Samuel Mariño enflamme Versailles
Après un récital mémorable l’année dernière en la Galerie des Glaces du Château de Versailles l'année dernière, c’est aujourd’hui sous le superbe plafond peint de l’Apothéose d’Hercule que le public se sent privilégié d’assister de nouveau au « phénoménal phénomène » qu’est Samuel Mariño. Dans un programme d’airs extraits d’œuvres lyriques de Vivaldi, Haendel, Gluck et Hasse, il fait montre avec une énergie constante ses prouesses vocales.
D’abord vêtu d’une robe aux motifs écossais avec une veste de strass sur un T-shirt transparent en tulle noir, puis d’un ensemble noir à paillettes sur de hauts talons argentés, le sopraniste assume immédiatement et pleinement la flamboyance de ses aigus : la voix ne manque pas d’audace et, encouragé par la vivacité de l’accompagnement instrumental, n’hésite pas à prendre des risques dans des tempi haletants. Déferlant depuis les hauteurs éclatantes et sonores de son registre, ses agiles vocalises se font autant de feux d’artifices, superbement féroces lors du "Morte col fiero aspetto" (Marc’Antonio e Cleopatra de Hasse). L’artiste vénézuélien ne manque pas non plus de malice, voire d’insolence, dans ses prouesses vocales, s’en amusant pour le plus grand plaisir du public. Il en rit même de bon cœur lors de sa dualité complice avec la hautboïste Michaela Hrabankova sur l’air "Quella fiamma" de l’Arminio de Haendel. Samuel Mariño se montre également sensible avec des airs beaucoup plus tendres, dans ce programme ainsi fait -lui aussi- sur mesure, pour le mettre pleinement à l'honneur. Son investissement est tel qu’il lui semble falloir plusieurs secondes pour revenir de ses propres émotions, au-delà des chaleureux applaudissements (d’ailleurs un peu trop précoces pour savourer jusqu’au bout les morceaux).

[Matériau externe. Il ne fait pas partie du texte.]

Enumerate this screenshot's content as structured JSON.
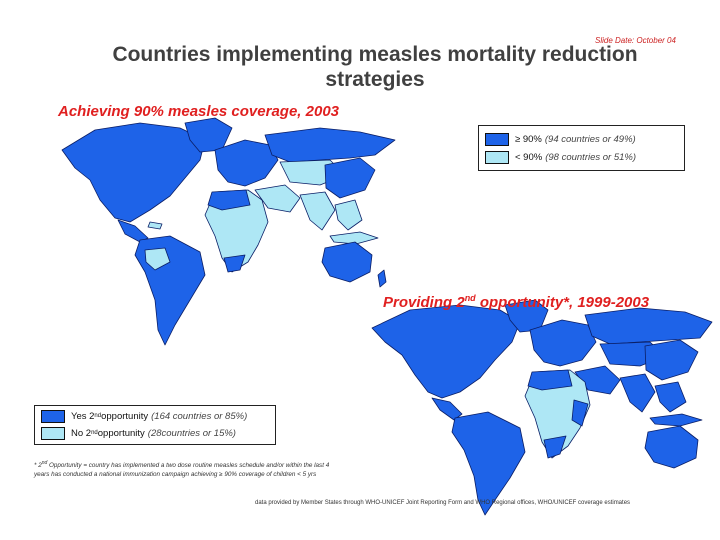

Soucieux du protocole, l'Orchestre de l’Opéra Royal de Versailles fait son entrée avec la Marche pour la cérémonie des Turcs de Lully, d’abord par le clavecin seul pour initier une attitude d’écoute attentive. Sous la direction du très actif Stefan Plewniak depuis son violon, les musiciens ne manquent pas non plus d’une énergie enflammée, proposant une interprétation pleine de reliefs, de contrastes et de surprises, même s’ils se montrent d’attentifs accompagnateurs, bien présents. L’exultation des mouvements alertes n’empêche pas de caressantes couleurs, notamment dans la Sinfonia al Santo sepolcro de Vivaldi. Le public a aussi droit à l’insolite et géniale Battalia de Biber, étonnante œuvre du Baroque alliant effets instrumentaux et hétérophonie avant l’heure (juxtaposition de chansons à boire, col legno, pizz Bartók : avec le bois de l'archet et en pinçant les cordes au point de les faire claquer,…).
L’enthousiasme est tel que le public se lève pour saluer les artistes. Samuel Mariño le remercie alors de sa fluette voix parlée avec un éloge à la différence et à l’amour, partageant son plaisir d’être de nouveau ici au milieu de « la famille de Versailles » et de pouvoir rendre les gens heureux. En bis, il offre un très touchant "Somewhere " du West Side Story de Bernstein, et l’orchestre entonne la "Danse des sauvages" des Indes galantes de Rameau.